XVII. Yüzyılda Kandilli
XVII. yüzyılda barometre, termometre ve bilumum ölçü aletlerinin keşfiyle fiziki açıdan atmosferin bilinmesi; yani nemi, sıcaklığı, basıncı, güneşleme derecesini, bulut tipini, rüzgarın doğrultusu ve şiddetini ölçümlemek bilim insanları için mümkün hale gelmiş, böylece farklı birçok gözlem istasyonunda birçok veri kazanımı söz konusu olmuştur. Geniş çevrelere yayılan meteoroloji istasyonlarında gözlem ve veri toplama büyütülerek geliştirilmiş fakat istasyonlar arasındaki iletişim hattı telgrafın keşfinden sonra düzene girmiş, bu veriler sistemleştirilip haritalara işlenerek bölgeler üzerinde hava tahmini yapılmasını sağlamış ve meteorolojik durumları takip etmek çok daha basit hale getirilmiştir.

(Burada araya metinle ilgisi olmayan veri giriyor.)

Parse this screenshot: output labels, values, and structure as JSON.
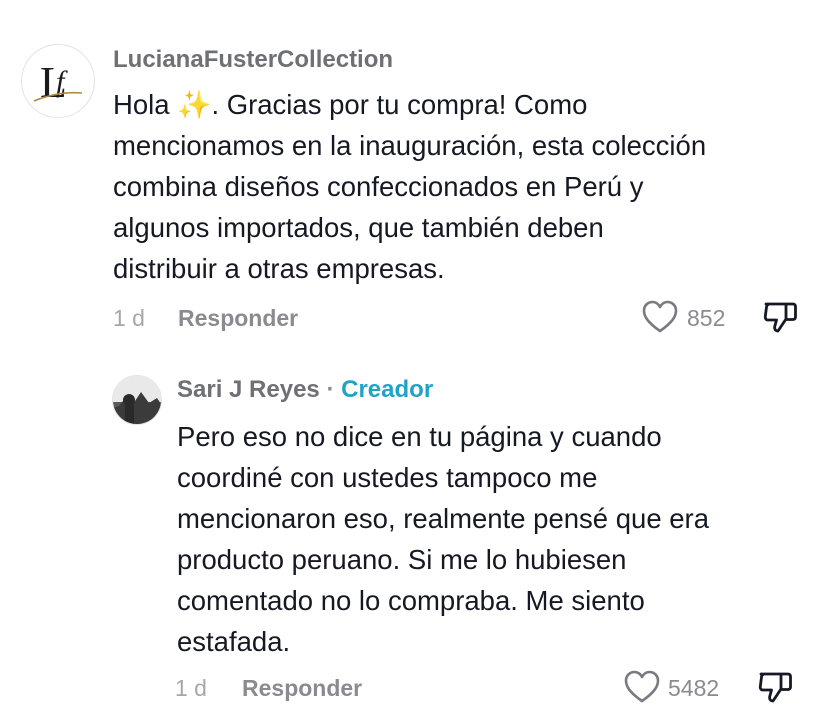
{
  "comments": [
    {
      "username": "LucianaFusterCollection",
      "avatar_icon": "brand-logo-icon",
      "text_lines": [
        "Hola ✨. Gracias por tu compra! Como",
        "mencionamos en la inauguración, esta colección",
        "combina diseños confeccionados en Perú y",
        "algunos importados, que también deben",
        "distribuir a otras empresas."
      ],
      "age": "1 d",
      "reply_label": "Responder",
      "likes": "852"
    },
    {
      "username": "Sari J Reyes",
      "separator": "·",
      "badge": "Creador",
      "avatar_icon": "user-photo-avatar",
      "text_lines": [
        "Pero eso no dice en tu página y cuando",
        "coordiné con ustedes tampoco me",
        "mencionaron eso, realmente pensé que era",
        "producto peruano. Si me lo hubiesen",
        "comentado no lo compraba. Me siento",
        "estafada."
      ],
      "age": "1 d",
      "reply_label": "Responder",
      "likes": "5482"
    }
  ],
  "colors": {
    "creator_badge": "#21a3c8",
    "text": "#161823",
    "muted": "#8a8b91"
  }
}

1880 yılına gelindiğinde deprem dalgalarının aletlerle kayıt edilmesinden kısa bir süre sonra, 10 Temmuz 1894 tarihinde herkesi korkutan büyük İstanbul depremi olmuştur. Dönem İmparatorluk dönemi olduğundan bazı gelişmeler hala ortaçağ sistemiyle işliyordu ve bu yüzden bu büyük depremi inceleyecek deprem uzmanı sismik istasyon olmadığından depremin sismik kayıtları elde edilememiştir.
31 Mart Ayaklanmsı
31 Mart Olayı, ayaklanan bir kesimin birçok gözlem aletine ve sismografa zarar verip rasathaneyi kullanılamaz hale getirmişlerdir. II. Meşrutiyet’in ilanından sonra büyük bir ayaklanma olmuştur. 12 Nisan 1908 tarihine rast gelen bu ayaklanma İstanbul’da yönetime karşı yapılmıştır. Eski düzeni getirmek isteyen bazı kesimlerin meydana getirdiği bu ayaklanma Meşrutiyete karşı olanların öncülüğündeydi. Bu olayı ortaya çıkaran kesimler Meşrutiyeti yıkıp eski düzeni Mutlakiyet sistemini geri getirmek istemişlerdir. Bu olaylardan sonra çok fazla tahribat yaşamayan parçalar korunmak üzere Kabataş Lisesi’ne emanet edilmiştir. Tahrip olmayan parçaların içinde 8 cm. çapında özel bir dürbün de bulunmaktaydı. Merkür gezegeninin güneşin önünden geçişini dönemin padişahı Yıldız Sarayı’ndan bu dürbünle gözlemlemiştir.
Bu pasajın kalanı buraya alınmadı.